- Born: Waldo Lonsbury Semon September 10, 1898 Demopolis, Alabama, U.S.
- Died: May 26, 1999 (aged 100) Hudson, Ohio, U.S.
- Education: University of Washington (B.S., Ph.D.)
- Known for: PVC
- Awards: Charles Goodyear Medal (1944) Elliott Cresson Medal (1964)
- Scientific career
- Fields: Chemistry

= Waldo Semon =

American inventor (1898-1999)

Waldo Lonsbury Semon (September 10, 1898 - May 26, 1999) was an American inventor born in Demopolis, Alabama. He is credited with inventing methods for making polyvinyl chloride useful.

==Biography==
He was born on September 10, 1898.

He completed his education at the University of Washington, earning degrees in 1920 and 1924. His doctoral degree was among the first in the nation to be awarded in Chemical Engineering.

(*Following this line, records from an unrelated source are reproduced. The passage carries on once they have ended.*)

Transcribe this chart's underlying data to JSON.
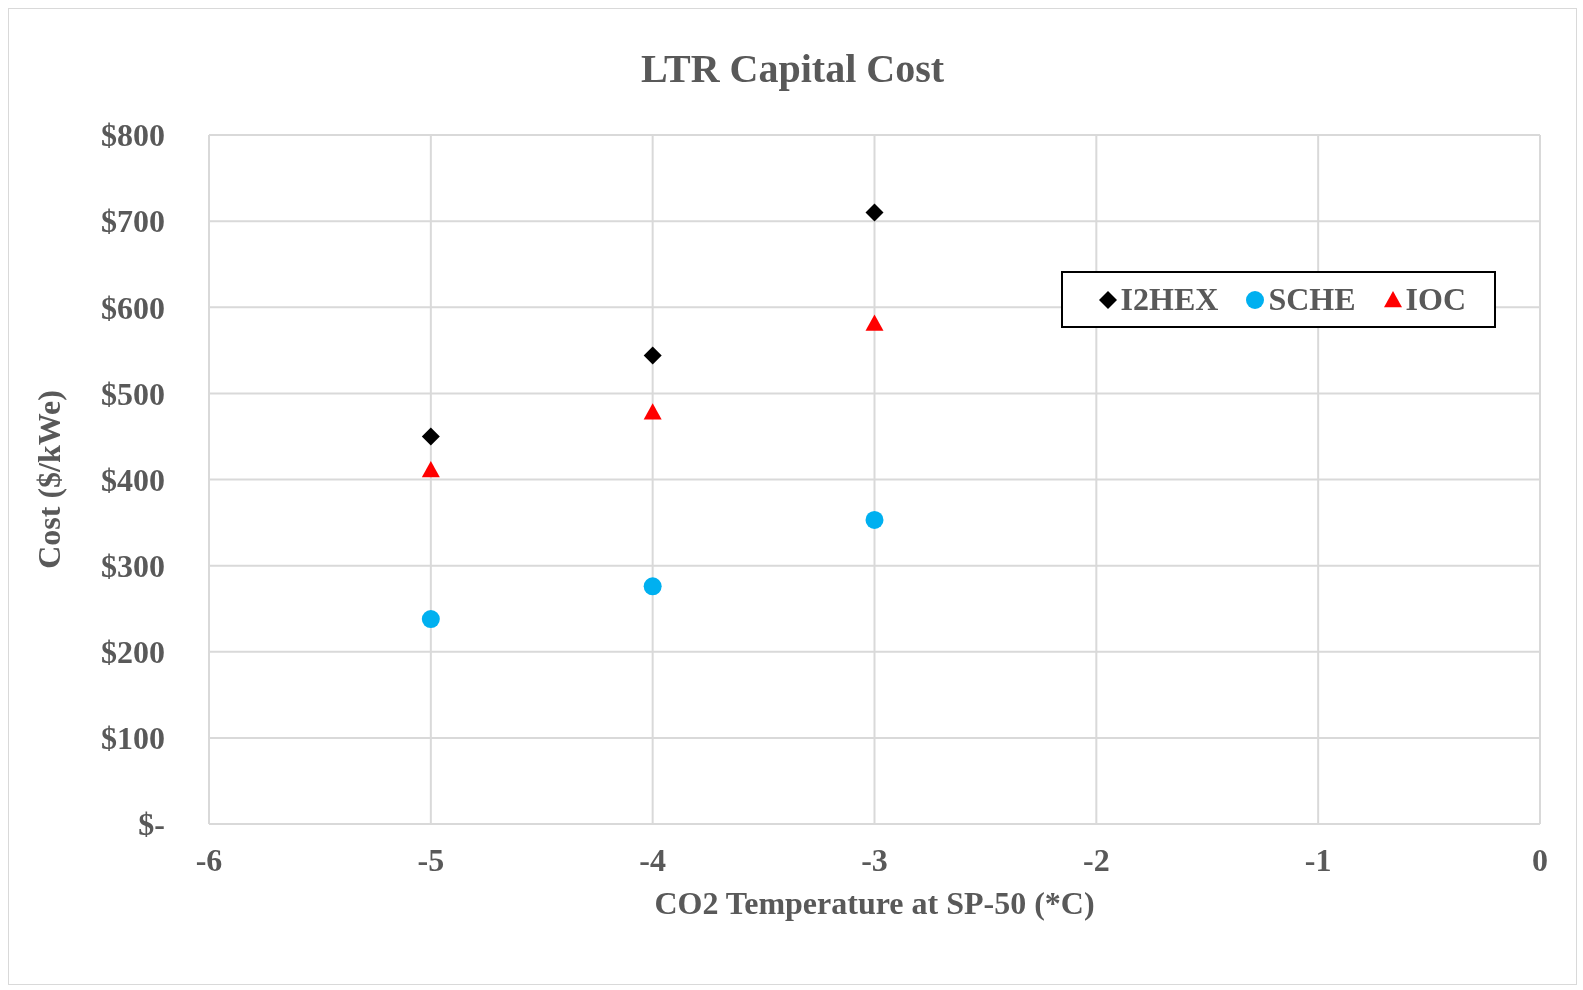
{
  "chart_data": {
    "type": "scatter",
    "title": "LTR Capital Cost",
    "xlabel": "CO2 Temperature at SP-50 (*C)",
    "ylabel": "Cost ($/kWe)",
    "x": [
      -5,
      -4,
      -3
    ],
    "series": [
      {
        "name": "I2HEX",
        "color": "#000000",
        "marker": "diamond",
        "values": [
          450,
          544,
          710
        ]
      },
      {
        "name": "SCHE",
        "color": "#00b0f0",
        "marker": "circle",
        "values": [
          238,
          276,
          353
        ]
      },
      {
        "name": "IOC",
        "color": "#ff0000",
        "marker": "triangle",
        "values": [
          411,
          478,
          581
        ]
      }
    ],
    "xlim": [
      -6,
      0
    ],
    "xticks": [
      -6,
      -5,
      -4,
      -3,
      -2,
      -1,
      0
    ],
    "ylim": [
      0,
      800
    ],
    "yticks": [
      {
        "value": 0,
        "label": "$-"
      },
      {
        "value": 100,
        "label": "$100"
      },
      {
        "value": 200,
        "label": "$200"
      },
      {
        "value": 300,
        "label": "$300"
      },
      {
        "value": 400,
        "label": "$400"
      },
      {
        "value": 500,
        "label": "$500"
      },
      {
        "value": 600,
        "label": "$600"
      },
      {
        "value": 700,
        "label": "$700"
      },
      {
        "value": 800,
        "label": "$800"
      }
    ],
    "grid": true,
    "legend": "top right"
  }
}
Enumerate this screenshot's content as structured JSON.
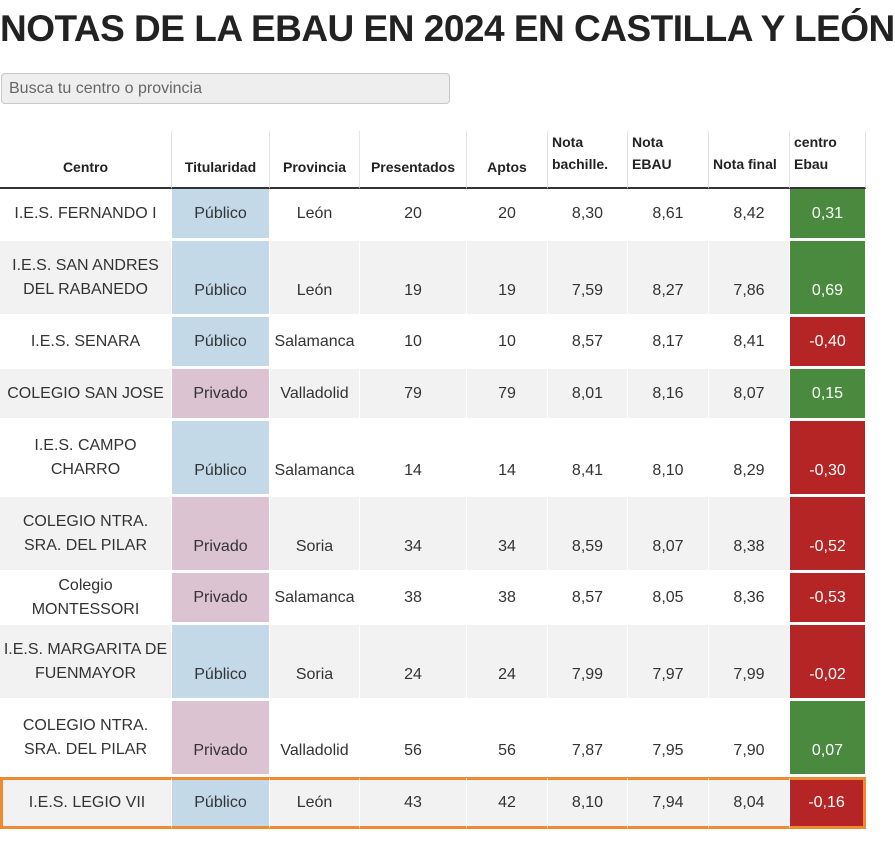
{
  "title": "NOTAS DE LA EBAU EN 2024 EN CASTILLA Y LEÓN",
  "search": {
    "placeholder": "Busca tu centro o provincia"
  },
  "colors": {
    "public": "#c3d9e8",
    "private": "#dbc3d2",
    "positive": "#4a8a3e",
    "negative": "#b52525",
    "highlight": "#f08a30"
  },
  "headers": [
    "Centro",
    "Titularidad",
    "Provincia",
    "Presentados",
    "Aptos",
    "Nota bachille.",
    "Nota EBAU",
    "Nota final",
    "centro Ebau"
  ],
  "rows": [
    {
      "centro": "I.E.S. FERNANDO I",
      "titularidad": "Público",
      "provincia": "León",
      "presentados": "20",
      "aptos": "20",
      "nota_bach": "8,30",
      "nota_ebau": "8,61",
      "nota_final": "8,42",
      "diferencia": "0,31"
    },
    {
      "centro": "I.E.S. SAN ANDRES DEL RABANEDO",
      "titularidad": "Público",
      "provincia": "León",
      "presentados": "19",
      "aptos": "19",
      "nota_bach": "7,59",
      "nota_ebau": "8,27",
      "nota_final": "7,86",
      "diferencia": "0,69"
    },
    {
      "centro": "I.E.S. SENARA",
      "titularidad": "Público",
      "provincia": "Salamanca",
      "presentados": "10",
      "aptos": "10",
      "nota_bach": "8,57",
      "nota_ebau": "8,17",
      "nota_final": "8,41",
      "diferencia": "-0,40"
    },
    {
      "centro": "COLEGIO SAN JOSE",
      "titularidad": "Privado",
      "provincia": "Valladolid",
      "presentados": "79",
      "aptos": "79",
      "nota_bach": "8,01",
      "nota_ebau": "8,16",
      "nota_final": "8,07",
      "diferencia": "0,15"
    },
    {
      "centro": "I.E.S. CAMPO CHARRO",
      "titularidad": "Público",
      "provincia": "Salamanca",
      "presentados": "14",
      "aptos": "14",
      "nota_bach": "8,41",
      "nota_ebau": "8,10",
      "nota_final": "8,29",
      "diferencia": "-0,30"
    },
    {
      "centro": "COLEGIO NTRA. SRA. DEL PILAR",
      "titularidad": "Privado",
      "provincia": "Soria",
      "presentados": "34",
      "aptos": "34",
      "nota_bach": "8,59",
      "nota_ebau": "8,07",
      "nota_final": "8,38",
      "diferencia": "-0,52"
    },
    {
      "centro": "Colegio MONTESSORI",
      "titularidad": "Privado",
      "provincia": "Salamanca",
      "presentados": "38",
      "aptos": "38",
      "nota_bach": "8,57",
      "nota_ebau": "8,05",
      "nota_final": "8,36",
      "diferencia": "-0,53"
    },
    {
      "centro": "I.E.S. MARGARITA DE FUENMAYOR",
      "titularidad": "Público",
      "provincia": "Soria",
      "presentados": "24",
      "aptos": "24",
      "nota_bach": "7,99",
      "nota_ebau": "7,97",
      "nota_final": "7,99",
      "diferencia": "-0,02"
    },
    {
      "centro": "COLEGIO NTRA. SRA. DEL PILAR",
      "titularidad": "Privado",
      "provincia": "Valladolid",
      "presentados": "56",
      "aptos": "56",
      "nota_bach": "7,87",
      "nota_ebau": "7,95",
      "nota_final": "7,90",
      "diferencia": "0,07"
    },
    {
      "centro": "I.E.S. LEGIO VII",
      "titularidad": "Público",
      "provincia": "León",
      "presentados": "43",
      "aptos": "42",
      "nota_bach": "8,10",
      "nota_ebau": "7,94",
      "nota_final": "8,04",
      "diferencia": "-0,16"
    }
  ]
}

Semon is best known for plasticizing vinyl, the world's third most used plastic. He is also credited for being the first to commercialise
plasticizers for vinyl, which greatly increased their utility, starting with dibutyl phthalate. He found the formula for vinyl by mixing a few synthetic polymers, and the result was a substance that was elastic, but wasn't adhesive. Semon worked on methods of improving rubber, and eventually developed a synthetic substitute. On December 11, 1935, he created Koroseal from salt, coke and limestone, a polymer that could be made in any consistency. Semon made more than 5,000 other synthetic rubber compounds, achieving success with Ameripol (AMERican POLymer) in 1940 for the B.F. Goodrich company. In all, Semon held 116 patents, and was inducted into the Invention Hall of Fame in 1995 at the age of 97.

While at B.F. Goodrich, Semon reported to Harry L. Fisher and later supervised Benjamin S. Garvey, both of whom also received the Charles Goodyear Medal. He hired Charles S. Schollenberger who received the Melvin Mooney Distinguished Technology Award.

Semon is sometimes credited with inventing bubble gum, but this is inaccurate. He did invent an indigestible synthetic rubber substance that could be used as a bubble gum (and produced exceptionally large bubbles), but the product remained a curiosity and was never sold. Semon graduated from the University of Washington earning a BS in chemistry and a PhD in chemical engineering.

He was awarded the Charles Goodyear Medal in 1944, the Elliott Cresson Medal in 1964, and the Golden Plate Award of the American Academy of Achievement in 1965. After retiring from B.F. Goodrich, he served as a research professor at Kent State University in Kent, Ohio. He died in Hudson, Ohio, on May 26, 1999, at the age of 100.

==Legacy==
Waldo Semon Woods Conservation Area, is named in honor of the inventor, for his donation of land to Metro Parks, serving Summit County, Ohio. It is over 100 acres, with a pond where herons, turtles and amphibians are often seen.